Interdisciplinary Lecture

Human Genetics and Cognitive Functions Laboratory, Institut Pasteur, Paris, France
Guillaume Dumas is researcher in the department of neuroscience of the Institut Pasteur in Paris. Originally from engineering and theoretical physics, he did a PhD on cognitive neuroscience at the University of Paris 6 (UPMC) and then moved in postdoc at the Center for Complex System and Brain Science of Florida Atlantic University. He came back in France for working in the “Human Genetics and Cognitive Functions” unit of the Institut Pasteur, where he started as a postdoc before receiving his permanent position. He has been involved in many projects at the interface between Science and Society, from outreach in schools and radio to advocacy in policymaking and research institutions.


Across scales: from Genes in Human Evolution to Brain in Social Interaction

Cognitive science is an interdisciplinary endeavour bridging scales in both space, time, and fields.

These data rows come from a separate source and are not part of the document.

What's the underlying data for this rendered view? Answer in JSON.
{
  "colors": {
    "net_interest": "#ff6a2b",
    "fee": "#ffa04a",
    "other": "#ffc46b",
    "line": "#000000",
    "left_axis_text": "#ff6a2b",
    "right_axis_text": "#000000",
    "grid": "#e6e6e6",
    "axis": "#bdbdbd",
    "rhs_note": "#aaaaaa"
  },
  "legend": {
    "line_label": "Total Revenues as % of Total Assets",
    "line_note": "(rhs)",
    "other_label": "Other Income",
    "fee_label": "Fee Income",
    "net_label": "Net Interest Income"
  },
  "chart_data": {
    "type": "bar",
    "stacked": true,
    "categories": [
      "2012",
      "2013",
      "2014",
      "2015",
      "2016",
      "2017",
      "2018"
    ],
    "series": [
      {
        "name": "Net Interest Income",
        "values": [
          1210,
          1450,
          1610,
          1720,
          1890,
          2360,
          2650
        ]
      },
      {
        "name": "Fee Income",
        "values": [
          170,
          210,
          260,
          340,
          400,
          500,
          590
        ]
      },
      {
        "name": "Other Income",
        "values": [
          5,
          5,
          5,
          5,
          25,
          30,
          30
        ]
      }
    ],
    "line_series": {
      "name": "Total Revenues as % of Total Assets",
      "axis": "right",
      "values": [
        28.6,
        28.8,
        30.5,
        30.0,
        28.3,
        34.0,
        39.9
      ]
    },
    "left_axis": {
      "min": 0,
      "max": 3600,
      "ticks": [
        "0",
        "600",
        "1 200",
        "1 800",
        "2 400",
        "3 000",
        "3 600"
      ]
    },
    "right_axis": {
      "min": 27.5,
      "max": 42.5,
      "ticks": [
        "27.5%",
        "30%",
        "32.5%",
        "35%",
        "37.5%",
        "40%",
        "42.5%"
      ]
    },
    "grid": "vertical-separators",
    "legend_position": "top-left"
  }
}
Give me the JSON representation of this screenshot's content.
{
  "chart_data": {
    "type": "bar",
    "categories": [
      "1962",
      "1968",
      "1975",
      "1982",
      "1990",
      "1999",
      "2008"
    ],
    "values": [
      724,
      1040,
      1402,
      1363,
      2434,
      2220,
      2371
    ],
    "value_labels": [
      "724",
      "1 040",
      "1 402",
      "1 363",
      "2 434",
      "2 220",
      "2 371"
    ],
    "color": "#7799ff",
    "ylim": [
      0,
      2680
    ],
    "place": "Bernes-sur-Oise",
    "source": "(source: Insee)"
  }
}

This talk will illustrate how building those bridges provides alternatives heuristics to understand human cognition. We will start by the interactive turn taken recently by social neuroscience, discussing how the study of human-human and human-machine interaction have demonstrated how coordination with others shapes our individual mind. Then, we will move to the phylogeny of the primate nervous system and see how genetics at evolutionary time scale questions the singularity of the human brain. We will conclude on the importance of getting out of the traditional Academic comfort zone through a more interdisciplinary and open science.